Otoño del noventa y siete

Cae sobre el club un suave atardecer de Abril. El frío no lastima aún, los robles van dejando un colchón ocre sobre el pasto, el viento del sur barre la humedad. El sol acaricia apenas; es el instante más propicio para las fotografías, pues la belleza del momento parece derramarse sobre posibles escenas.

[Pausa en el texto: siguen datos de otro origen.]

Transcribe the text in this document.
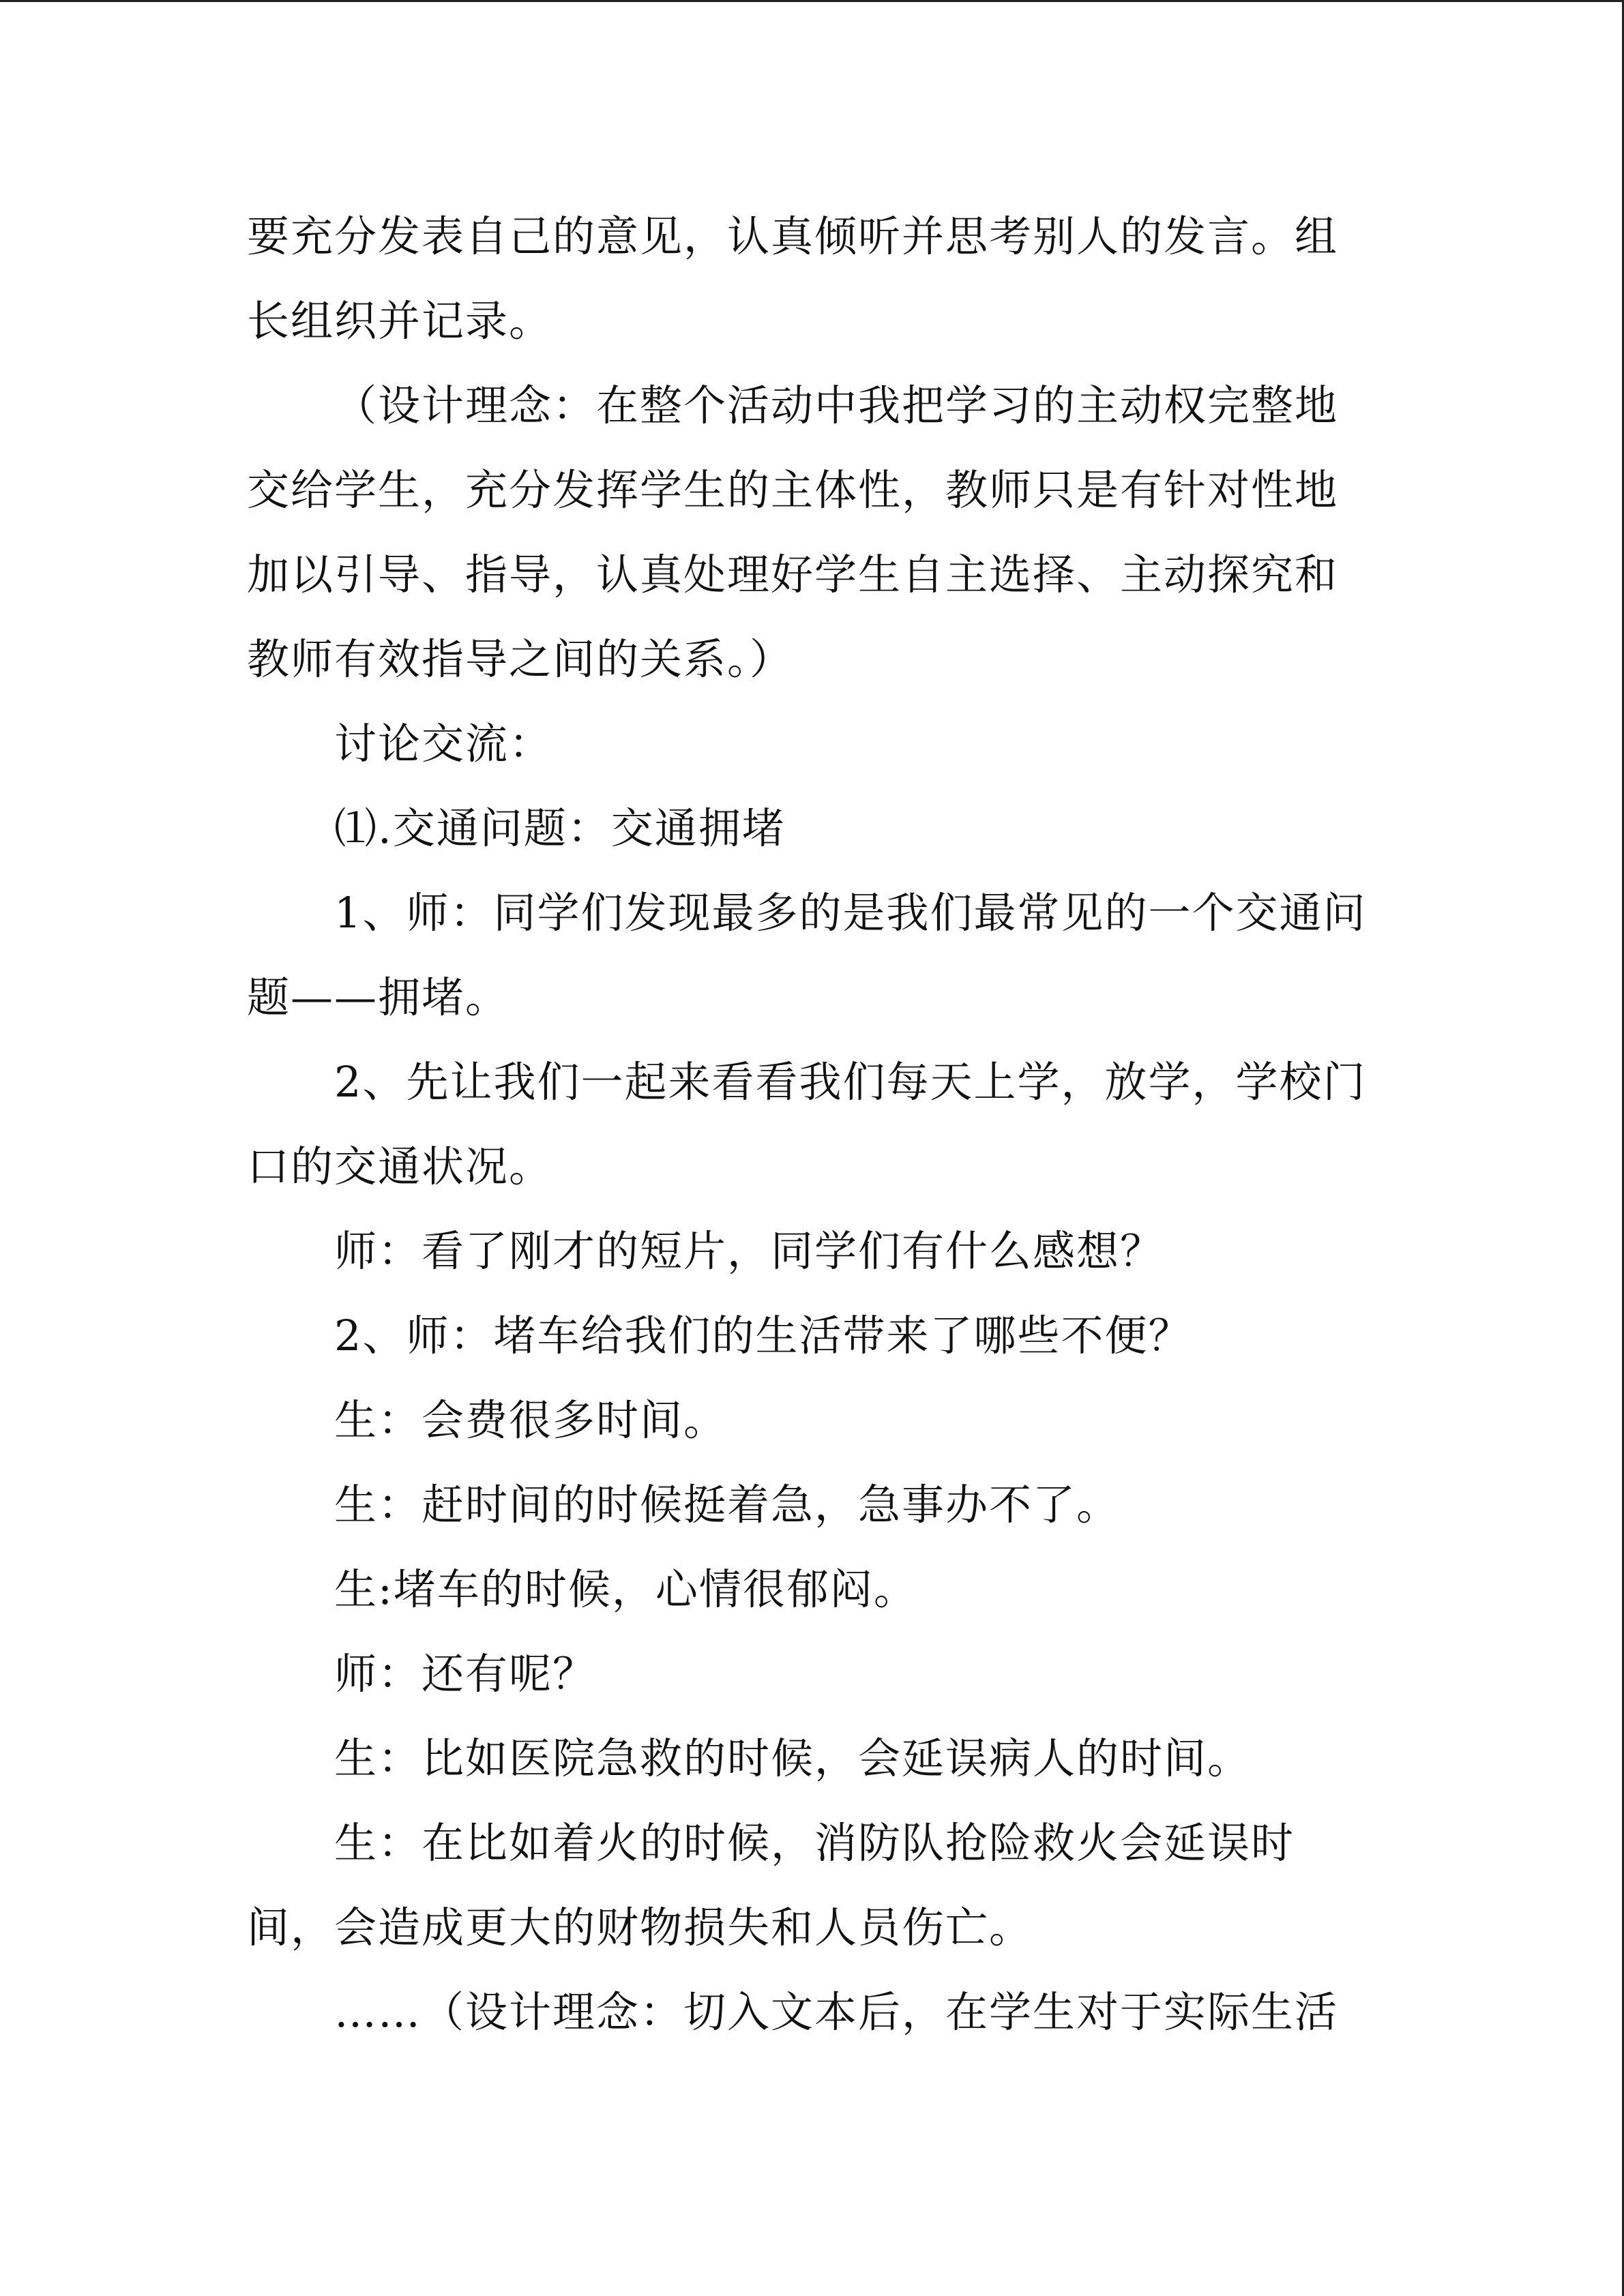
要充分发表自己的意见，认真倾听并思考别人的发言。组
长组织并记录。
（设计理念：在整个活动中我把学习的主动权完整地
交给学生，充分发挥学生的主体性，教师只是有针对性地
加以引导、指导，认真处理好学生自主选择、主动探究和
教师有效指导之间的关系。）
讨论交流：
⑴.交通问题：交通拥堵
1、师：同学们发现最多的是我们最常见的一个交通问
题——拥堵。
2、先让我们一起来看看我们每天上学，放学，学校门
口的交通状况。
师：看了刚才的短片，同学们有什么感想？
2、师：堵车给我们的生活带来了哪些不便？
生：会费很多时间。
生：赶时间的时候挺着急，急事办不了。
生:堵车的时候，心情很郁闷。
师：还有呢？
生：比如医院急救的时候，会延误病人的时间。
生：在比如着火的时候，消防队抢险救火会延误时
间，会造成更大的财物损失和人员伤亡。
……（设计理念：切入文本后，在学生对于实际生活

Traigo mi vieja cámara conmigo, un atavismo hecho de perillas y película fotográfica. Tras alguna discusión menor logro convencer a mi hija Luli de que interrumpa los juegos con sus amigas y pose para mí cerca de la vía del tren. En ese lugar del club nadie nos molestará. La gente que deambula por detrás fabrica un pequeño caos particular en las fotos; me recuerda a esas interpretaciones cuánticas donde los quarks le otorgan gravedad al espacio, hasta curvarlo. Caminamos pasando por las canchas de fútbol y le doy vueltas a la cosa. La gente, así entendida como un plural anónimo y difuso, estropea las fotos tal como a veces arruina la vida.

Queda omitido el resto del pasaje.